As formas de comunicação que nos rodeiam, na televisão, nos filmes, em músicas, publicidade, literatura, conversas de café, entre outras, transmitem uma visão da sexualidade que se caracteriza pela sua hiper-valorização face a outros aspectos da vida, por ser eminentemente fonte de prazer e o meio de alcançar o maior grau de satisfação. É considerada como algo central e fundamental na vida.
Considerar que a vida sexual activa implica sempre comportamentos sexuais entre dois parceiros de sexo diferente é mais do que uma visão heterossexista, é uma abordagem redutora, uma vez que não reconhece que vida sexual activa existe sempre, uma vez que somos seres sexuados. Ela existe quando estamos a ler um livro, a tomar banho de mar ou a ouvir uma música. E estamos a falar na possibilidade de vivências sexuais concretas, conscientes e gratificantes, numa perspectiva mais lata da sexualidade que não se restringe à genitalidade.

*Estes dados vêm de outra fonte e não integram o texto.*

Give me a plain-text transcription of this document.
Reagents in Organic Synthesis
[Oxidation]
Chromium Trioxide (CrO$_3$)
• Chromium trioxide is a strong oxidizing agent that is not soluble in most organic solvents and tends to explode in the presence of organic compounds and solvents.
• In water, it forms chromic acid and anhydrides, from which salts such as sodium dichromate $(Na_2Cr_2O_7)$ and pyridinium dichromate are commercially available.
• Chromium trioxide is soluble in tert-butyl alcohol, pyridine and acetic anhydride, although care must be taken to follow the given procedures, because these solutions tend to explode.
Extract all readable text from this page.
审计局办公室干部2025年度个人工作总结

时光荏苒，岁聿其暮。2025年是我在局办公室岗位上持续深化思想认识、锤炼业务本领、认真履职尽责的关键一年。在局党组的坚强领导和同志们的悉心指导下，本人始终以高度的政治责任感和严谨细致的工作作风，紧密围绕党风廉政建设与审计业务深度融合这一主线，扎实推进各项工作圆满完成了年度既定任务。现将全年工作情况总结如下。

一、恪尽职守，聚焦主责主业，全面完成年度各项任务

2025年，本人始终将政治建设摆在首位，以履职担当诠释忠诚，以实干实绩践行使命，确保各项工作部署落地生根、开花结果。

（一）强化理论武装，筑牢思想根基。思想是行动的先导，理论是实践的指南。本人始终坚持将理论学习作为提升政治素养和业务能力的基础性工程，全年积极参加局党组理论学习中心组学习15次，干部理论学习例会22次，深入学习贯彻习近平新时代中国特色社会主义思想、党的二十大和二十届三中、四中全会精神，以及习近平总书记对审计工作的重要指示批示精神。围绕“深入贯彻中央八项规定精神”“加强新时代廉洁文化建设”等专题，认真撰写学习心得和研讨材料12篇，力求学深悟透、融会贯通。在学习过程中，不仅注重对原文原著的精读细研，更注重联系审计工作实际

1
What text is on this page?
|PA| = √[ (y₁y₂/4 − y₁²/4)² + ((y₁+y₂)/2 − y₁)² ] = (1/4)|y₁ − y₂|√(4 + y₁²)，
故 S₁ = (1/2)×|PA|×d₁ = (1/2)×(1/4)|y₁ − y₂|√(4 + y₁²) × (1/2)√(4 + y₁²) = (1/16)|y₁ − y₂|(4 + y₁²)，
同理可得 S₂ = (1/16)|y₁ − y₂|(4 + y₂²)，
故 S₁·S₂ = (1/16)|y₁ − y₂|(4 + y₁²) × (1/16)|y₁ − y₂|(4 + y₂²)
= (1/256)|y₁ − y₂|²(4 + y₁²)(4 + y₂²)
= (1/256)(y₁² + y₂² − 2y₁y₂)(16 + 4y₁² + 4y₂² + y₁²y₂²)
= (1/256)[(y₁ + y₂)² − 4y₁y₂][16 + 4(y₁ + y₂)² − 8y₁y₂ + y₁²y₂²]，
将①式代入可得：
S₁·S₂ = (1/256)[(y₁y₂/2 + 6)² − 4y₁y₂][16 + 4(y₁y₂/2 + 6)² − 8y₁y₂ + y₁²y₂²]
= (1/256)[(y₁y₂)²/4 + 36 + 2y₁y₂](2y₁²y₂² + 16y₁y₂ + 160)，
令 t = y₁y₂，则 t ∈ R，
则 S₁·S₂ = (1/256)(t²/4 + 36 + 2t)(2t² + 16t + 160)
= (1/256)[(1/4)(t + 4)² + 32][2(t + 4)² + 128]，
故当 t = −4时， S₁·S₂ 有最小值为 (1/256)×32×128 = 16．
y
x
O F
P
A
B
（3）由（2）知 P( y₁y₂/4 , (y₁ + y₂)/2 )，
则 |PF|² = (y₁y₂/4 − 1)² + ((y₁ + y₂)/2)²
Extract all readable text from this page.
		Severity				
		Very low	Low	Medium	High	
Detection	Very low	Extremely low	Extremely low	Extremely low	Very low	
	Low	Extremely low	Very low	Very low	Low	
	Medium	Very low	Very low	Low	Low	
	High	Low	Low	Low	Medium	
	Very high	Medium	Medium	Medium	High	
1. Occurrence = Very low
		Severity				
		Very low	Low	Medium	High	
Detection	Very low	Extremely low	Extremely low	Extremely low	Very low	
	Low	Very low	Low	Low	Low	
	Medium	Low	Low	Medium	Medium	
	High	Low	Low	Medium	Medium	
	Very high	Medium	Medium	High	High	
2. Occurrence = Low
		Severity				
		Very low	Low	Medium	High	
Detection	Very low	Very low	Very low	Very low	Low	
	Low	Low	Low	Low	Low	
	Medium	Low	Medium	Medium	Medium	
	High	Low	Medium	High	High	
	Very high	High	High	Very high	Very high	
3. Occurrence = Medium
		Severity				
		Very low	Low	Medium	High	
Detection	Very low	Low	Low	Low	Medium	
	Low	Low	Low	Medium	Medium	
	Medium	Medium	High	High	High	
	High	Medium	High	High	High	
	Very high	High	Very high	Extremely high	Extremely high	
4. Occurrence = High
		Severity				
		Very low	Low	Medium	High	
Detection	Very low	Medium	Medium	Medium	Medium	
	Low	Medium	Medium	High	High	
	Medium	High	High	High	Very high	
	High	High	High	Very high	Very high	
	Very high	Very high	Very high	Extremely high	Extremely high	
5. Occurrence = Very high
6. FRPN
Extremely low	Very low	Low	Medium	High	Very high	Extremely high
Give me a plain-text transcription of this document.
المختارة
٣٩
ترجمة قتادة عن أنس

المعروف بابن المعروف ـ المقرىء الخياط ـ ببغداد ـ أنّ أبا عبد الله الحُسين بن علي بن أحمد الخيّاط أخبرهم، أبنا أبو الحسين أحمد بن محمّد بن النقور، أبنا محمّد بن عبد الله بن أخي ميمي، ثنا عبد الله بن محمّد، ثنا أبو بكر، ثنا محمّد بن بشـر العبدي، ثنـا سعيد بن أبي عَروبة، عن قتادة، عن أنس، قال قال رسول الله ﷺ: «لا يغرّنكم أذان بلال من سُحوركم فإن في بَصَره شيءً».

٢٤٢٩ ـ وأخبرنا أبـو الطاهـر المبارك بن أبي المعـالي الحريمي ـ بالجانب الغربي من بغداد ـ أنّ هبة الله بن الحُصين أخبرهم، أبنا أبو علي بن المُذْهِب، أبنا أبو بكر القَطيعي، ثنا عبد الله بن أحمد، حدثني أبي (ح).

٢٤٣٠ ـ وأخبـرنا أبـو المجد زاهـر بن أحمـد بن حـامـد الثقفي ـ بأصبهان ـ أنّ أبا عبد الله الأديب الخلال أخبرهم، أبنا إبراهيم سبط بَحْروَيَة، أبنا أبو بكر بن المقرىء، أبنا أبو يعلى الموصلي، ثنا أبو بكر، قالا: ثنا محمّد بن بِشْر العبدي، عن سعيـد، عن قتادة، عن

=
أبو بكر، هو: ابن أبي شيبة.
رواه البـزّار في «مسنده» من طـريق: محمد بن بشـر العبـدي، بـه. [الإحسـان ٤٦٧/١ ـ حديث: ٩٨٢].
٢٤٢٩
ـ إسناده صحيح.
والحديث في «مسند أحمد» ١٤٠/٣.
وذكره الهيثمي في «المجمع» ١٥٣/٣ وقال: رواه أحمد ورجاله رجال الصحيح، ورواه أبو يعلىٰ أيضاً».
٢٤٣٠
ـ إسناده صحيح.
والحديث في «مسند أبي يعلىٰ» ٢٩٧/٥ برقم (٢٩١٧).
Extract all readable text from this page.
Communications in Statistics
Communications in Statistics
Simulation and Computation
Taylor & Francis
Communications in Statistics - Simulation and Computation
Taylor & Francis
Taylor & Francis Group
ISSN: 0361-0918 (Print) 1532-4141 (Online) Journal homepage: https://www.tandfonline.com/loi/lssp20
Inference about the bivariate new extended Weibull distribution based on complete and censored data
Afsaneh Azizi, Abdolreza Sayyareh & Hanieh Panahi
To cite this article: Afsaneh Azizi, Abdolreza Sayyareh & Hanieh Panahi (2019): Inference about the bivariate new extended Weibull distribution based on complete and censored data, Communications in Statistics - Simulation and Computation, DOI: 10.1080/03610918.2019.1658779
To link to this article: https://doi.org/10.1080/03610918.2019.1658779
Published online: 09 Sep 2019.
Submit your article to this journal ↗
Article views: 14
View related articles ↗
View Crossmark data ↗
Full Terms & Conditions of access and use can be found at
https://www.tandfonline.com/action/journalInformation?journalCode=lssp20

Ainda na perspectiva das mensagens, sobre sexualidade, que nos envolvem todos os dias e a toda a hora, valoriza-se o novo, a descoberta, o explosivo e incontrolável, a quantidade como sinónimo de bom e desejável, e a ausência de desejo de relações com outras pessoas como algo negativo ou indicador de alguma falha.
Questionamo-nos se a leitura que se faz da sexualidade nas relações lésbicas, embora fora do padrão heterossexista, se continua a inscrever num padrão mais geral e uniformizador da sexualidade. Sexualidade entendida enquanto relação sexual genital com pelo menos duas parceiras envolvidas, com o respectivo estado de excitação inicial, concretização de comportamentos sexual-genitais e o desejável e muito procurado clímax com o orgasmo (no caso das mulheres ainda com a procura dos orgasmos múltiplos – valorizados em relação a um orgasmo único, mantendo o padrão de a quantidade ser sempre o aspecto mais valorizado).
Todas estas considerações são situadas no contexto actual a nível de época cultural e civilizacional. Noutra época ou cultura as mesmas realidades seriam necessariamente interpretadas de forma diversa.
Neste contexto, numa relação amorosa, a vertente sexual tem um protagonismo enorme relativamente a outras vertentes da vida a duas. Sem vida sexual activa (entendida da forma atrás descrita) é posta em causa a possibilidade de continuação da própria relação.
Embora se possa entender que se deve lidar com as questões da vida sexual como lidamos com todos os aspectos da vida, sabemos que a existência de relações sexuais fora do contexto do casal é entendido como infidelidade e provoca reacções muito mais fortes e radicais do que se estivermos a falar de uma ida ao cinema ou ir lanchar fora com alguém. Onde começa e acaba a influência que o nosso meio cultural e civilizacional tem nesta nossa reacção e o que poderá haver de universal e transversal a todos os seres humanos, é algo que entendemos ser muito difícil de estabelecer com um mínimo de precisão.
Que a sexualidade feminina tem sido silenciada e pouco considerada quando se fala de sexualidade, e que a referência é sempre o desejo no masculino, é um dado que nos parece ser consensual. No entanto temos algumas questões que nos parecem ainda pouco claras. Sabemos que biologicamente e a nível da resposta fisiológica as mulheres são diferentes dos homens, a representação da sexualidade feminina também é consideravelmente diferente da masculina, mas parece-nos que as relações amorosas entre duas mulheres reproduzem o mesmo tipo de problemas que as relações hetero, quer a nível de comportamentos quer a nível da sua representação. Temos como exemplos, o entendimento da importância das relações sexuais numa relação amorosa, a valorização da existência de desejo sexual traduzido em comportamentos concretos, e o entendimento do estabelecer de rotinas como algo negativo, de pouca qualidade e comprometedor da qualidade da relação amorosa.
Para além da diferença (que não é de forma alguma de subestimar) inerente ao facto de a grande maioria das relações lésbicas serem vividas na invisibilidade (muitas vezes em relação à própria família e amigos) ficamos com uma questão que gostaríamos de ver discutida, existe maior diferença entre relações amorosas homo e hetero do que entre relações amorosas em diferentes sociedades e culturas?